AG detailed Merner’s inconsistent claims about residency in email to top State House administrator
An email a state prosecutor sent to a top legislative administrator details former state Rep. Troy Merner’s inconsistent statements about his residency. It also reveals the skepticism prosecutors had about Merner’s explanations in the face of evidence he no longer lived in the district he’d been elected to represent.
This email, obtained by NHPR through a public records request, details the state’s efforts to inform top Republican leaders about its investigation into Merner nearly a year before he resigned under pressure.
The Dec. 6, 2022 email was sent by Deputy General Counsel Myles Matteson to Terry Pfaff, the Legislature’s chief operating officer. It includes a complaint prosecutors were “reviewing,” alleging Merner had moved from Lancaster to Carroll, and “facts” a state investigator found.
Matteson wrote that Merner, a 63-year-old Republican, denied living in Carroll full-time, but he was “not consistent in describing where he had been residing.”
The email stated Merner had sold his house in Lancaster in August 2022. While Merner said he spent “some nights” in a Lancaster office he rented, he didn’t provide details to back up his claim, and his landlord said he didn’t live there.
The email also says Merner told an investigator he was “‘in transition” and “looking to move back to Lancaster with his wife.”

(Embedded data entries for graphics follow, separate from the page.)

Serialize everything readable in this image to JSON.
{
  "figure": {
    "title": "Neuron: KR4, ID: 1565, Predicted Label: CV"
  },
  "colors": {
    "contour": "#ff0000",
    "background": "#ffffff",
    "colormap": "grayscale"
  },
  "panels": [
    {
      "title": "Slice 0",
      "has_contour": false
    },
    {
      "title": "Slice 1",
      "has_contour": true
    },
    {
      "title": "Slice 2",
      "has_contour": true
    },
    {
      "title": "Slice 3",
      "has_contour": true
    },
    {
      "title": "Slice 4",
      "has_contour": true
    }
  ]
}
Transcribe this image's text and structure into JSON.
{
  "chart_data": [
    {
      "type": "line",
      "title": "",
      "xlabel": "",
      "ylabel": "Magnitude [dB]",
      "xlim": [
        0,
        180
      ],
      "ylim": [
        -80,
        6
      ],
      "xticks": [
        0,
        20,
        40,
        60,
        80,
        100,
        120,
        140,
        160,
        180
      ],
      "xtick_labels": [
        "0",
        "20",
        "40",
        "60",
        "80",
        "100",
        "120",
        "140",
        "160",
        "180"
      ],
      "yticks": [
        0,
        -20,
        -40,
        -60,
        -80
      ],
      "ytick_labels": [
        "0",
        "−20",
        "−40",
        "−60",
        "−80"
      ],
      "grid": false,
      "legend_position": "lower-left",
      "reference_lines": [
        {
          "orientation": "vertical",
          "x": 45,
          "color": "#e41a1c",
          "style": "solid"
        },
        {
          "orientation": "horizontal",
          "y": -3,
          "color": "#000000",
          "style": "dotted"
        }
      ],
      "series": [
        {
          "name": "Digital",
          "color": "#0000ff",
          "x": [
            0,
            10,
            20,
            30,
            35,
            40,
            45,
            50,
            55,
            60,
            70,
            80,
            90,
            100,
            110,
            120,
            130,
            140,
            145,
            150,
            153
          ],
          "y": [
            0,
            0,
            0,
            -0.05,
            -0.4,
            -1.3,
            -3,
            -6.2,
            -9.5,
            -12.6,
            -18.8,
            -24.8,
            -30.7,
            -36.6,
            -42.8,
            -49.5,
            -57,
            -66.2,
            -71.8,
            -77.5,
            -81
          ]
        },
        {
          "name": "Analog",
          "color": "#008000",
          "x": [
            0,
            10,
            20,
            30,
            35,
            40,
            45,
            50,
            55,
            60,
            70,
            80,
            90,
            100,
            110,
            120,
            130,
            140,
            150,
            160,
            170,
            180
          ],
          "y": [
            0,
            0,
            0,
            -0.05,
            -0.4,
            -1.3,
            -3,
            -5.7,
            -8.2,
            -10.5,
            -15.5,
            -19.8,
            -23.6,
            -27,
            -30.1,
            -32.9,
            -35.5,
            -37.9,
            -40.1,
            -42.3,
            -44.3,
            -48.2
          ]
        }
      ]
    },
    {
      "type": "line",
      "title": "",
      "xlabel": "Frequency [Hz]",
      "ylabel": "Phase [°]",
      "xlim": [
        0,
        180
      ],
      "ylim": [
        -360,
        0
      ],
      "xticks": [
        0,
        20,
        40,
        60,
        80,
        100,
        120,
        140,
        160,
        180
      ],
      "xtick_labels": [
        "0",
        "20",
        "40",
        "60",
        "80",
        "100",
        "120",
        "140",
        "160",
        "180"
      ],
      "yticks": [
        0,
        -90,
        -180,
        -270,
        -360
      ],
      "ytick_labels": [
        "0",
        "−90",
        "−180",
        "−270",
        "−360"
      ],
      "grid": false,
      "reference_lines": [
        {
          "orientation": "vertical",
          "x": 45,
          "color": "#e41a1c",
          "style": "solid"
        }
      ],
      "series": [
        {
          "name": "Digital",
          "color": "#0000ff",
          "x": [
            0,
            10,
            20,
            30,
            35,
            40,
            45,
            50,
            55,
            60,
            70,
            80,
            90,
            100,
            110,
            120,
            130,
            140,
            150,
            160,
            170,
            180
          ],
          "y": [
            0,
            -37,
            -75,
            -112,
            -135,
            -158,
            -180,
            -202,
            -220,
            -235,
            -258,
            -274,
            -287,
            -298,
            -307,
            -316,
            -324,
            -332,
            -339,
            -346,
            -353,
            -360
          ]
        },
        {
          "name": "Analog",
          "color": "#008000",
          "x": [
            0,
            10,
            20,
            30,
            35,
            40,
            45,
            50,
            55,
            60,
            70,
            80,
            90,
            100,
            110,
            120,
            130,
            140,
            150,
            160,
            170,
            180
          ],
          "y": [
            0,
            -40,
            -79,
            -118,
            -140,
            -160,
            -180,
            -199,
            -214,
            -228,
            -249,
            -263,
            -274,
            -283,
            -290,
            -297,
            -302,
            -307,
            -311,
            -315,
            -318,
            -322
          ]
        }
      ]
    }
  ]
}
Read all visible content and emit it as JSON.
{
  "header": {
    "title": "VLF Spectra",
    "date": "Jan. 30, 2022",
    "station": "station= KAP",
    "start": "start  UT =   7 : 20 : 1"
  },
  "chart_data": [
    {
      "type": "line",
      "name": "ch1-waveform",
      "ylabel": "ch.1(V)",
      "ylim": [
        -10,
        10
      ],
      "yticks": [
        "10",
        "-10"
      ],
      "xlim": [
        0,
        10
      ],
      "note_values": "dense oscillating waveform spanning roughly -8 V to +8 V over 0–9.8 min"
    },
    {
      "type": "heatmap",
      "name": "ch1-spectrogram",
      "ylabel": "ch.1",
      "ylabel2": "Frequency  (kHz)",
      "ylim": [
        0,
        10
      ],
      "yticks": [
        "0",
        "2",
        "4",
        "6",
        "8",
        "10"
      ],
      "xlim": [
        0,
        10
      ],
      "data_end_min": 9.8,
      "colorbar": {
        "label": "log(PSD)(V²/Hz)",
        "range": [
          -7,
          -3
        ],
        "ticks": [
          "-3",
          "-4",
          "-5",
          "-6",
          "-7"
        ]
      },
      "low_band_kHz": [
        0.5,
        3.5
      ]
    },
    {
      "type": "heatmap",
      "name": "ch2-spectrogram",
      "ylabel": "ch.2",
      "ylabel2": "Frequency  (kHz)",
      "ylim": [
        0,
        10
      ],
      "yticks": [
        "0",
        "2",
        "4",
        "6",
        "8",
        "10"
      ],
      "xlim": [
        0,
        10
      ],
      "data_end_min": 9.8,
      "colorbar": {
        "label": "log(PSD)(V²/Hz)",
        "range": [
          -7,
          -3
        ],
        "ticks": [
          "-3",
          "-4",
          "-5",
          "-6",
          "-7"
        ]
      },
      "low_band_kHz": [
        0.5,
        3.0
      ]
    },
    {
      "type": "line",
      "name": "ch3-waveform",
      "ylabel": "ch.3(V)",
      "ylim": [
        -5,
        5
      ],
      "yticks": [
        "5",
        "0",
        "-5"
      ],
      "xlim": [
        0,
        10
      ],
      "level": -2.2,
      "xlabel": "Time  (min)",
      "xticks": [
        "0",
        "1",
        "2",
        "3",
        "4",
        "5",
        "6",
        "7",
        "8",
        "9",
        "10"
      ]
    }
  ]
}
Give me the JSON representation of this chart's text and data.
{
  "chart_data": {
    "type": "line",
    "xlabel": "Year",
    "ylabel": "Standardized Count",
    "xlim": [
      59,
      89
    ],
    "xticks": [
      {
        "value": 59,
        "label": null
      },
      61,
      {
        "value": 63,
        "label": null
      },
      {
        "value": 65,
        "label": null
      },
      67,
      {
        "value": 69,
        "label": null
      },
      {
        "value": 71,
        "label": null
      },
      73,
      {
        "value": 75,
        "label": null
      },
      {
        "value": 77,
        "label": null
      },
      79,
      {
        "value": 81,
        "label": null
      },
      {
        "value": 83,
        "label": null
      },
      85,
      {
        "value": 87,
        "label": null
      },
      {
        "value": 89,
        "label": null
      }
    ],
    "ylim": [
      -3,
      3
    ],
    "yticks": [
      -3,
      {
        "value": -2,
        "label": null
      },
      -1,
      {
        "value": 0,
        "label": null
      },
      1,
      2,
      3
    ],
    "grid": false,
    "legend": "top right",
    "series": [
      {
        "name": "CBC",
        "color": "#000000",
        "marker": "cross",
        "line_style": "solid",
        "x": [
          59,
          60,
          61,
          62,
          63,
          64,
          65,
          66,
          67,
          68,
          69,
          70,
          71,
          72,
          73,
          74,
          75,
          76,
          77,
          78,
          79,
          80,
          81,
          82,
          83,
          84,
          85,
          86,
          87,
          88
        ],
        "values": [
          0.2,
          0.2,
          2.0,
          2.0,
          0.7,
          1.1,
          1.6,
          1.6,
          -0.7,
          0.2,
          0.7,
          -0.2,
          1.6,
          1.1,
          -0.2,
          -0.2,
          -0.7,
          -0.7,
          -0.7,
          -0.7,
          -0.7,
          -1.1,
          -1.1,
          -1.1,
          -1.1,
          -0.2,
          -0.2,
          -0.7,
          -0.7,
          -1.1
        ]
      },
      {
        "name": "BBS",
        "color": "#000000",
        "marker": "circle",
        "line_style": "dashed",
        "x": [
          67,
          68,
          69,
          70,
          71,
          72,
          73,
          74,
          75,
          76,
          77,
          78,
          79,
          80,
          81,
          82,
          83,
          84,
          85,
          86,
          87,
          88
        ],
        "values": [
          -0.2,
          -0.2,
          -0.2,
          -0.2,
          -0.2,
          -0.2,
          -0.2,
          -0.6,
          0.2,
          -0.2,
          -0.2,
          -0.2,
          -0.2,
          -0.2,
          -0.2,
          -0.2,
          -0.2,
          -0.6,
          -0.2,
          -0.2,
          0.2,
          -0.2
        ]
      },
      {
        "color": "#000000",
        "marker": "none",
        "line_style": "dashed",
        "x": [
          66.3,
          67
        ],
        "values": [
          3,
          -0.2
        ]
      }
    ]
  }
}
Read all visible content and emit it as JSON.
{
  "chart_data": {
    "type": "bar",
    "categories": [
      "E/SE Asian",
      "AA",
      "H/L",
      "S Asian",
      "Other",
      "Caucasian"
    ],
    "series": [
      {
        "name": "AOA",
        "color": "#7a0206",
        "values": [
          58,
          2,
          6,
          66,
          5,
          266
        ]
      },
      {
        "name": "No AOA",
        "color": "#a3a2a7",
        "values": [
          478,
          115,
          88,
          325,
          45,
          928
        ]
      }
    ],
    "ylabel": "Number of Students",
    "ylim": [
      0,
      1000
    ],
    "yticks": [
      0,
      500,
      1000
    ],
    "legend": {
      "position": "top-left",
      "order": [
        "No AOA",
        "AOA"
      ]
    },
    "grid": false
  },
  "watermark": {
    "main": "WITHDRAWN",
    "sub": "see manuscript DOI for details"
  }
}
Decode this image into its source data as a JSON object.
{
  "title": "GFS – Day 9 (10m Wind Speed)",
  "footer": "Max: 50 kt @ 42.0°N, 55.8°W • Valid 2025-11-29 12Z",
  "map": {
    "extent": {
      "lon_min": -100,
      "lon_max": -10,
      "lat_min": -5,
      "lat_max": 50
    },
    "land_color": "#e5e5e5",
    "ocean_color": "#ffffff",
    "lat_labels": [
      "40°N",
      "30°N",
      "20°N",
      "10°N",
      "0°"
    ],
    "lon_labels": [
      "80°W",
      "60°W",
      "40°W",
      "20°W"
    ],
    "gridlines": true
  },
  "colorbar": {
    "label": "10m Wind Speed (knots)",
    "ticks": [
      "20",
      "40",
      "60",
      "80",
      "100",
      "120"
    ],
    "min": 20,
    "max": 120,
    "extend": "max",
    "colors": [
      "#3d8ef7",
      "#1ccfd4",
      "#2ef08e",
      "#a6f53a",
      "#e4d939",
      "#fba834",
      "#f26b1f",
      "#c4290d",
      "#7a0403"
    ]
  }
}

When asked about his driver’s license, which still listed his home address as the property he sold that August, Merner said that he had not yet updated his information, and that he had a PO Box in Lancaster.
“When the investigator informed him that he can’t live at a PO Box, he responded that he hasn’t gotten around to it because ‘he is a guy,’” Matteson wrote.
Merner was arrested last month for improperly voting in Lancaster's 2023 town election while living in Carroll, and for filing false mileage reimbursements for travel to the State House from his previous residence.
Merner held on to his legislative seat in the narrowly divided State House for the entire 2023 session, voting on dozens of bills, while prosecutors charge he was living outside the district he was elected to serve. Some Democrats have called for a probe into the Attorney General’s handling of the investigation, which took more than six months to complete, as well as top House Republicans’ failure to push Merner to resign earlier.
The Department of Justice has declined to say why Speaker Sherman Packard, the top elected official in the House, wasn’t notified directly about their findings earlier.
In recent weeks, and in a statement to NHPR on Friday, Packard has defended how his office handled Merner’s situation.
“The Speaker’s Office appropriately waited until the conclusion of that investigation,” Packard said in the statement. “Once it was determined that Troy Merner did not live in his district, he was told to resign immediately.”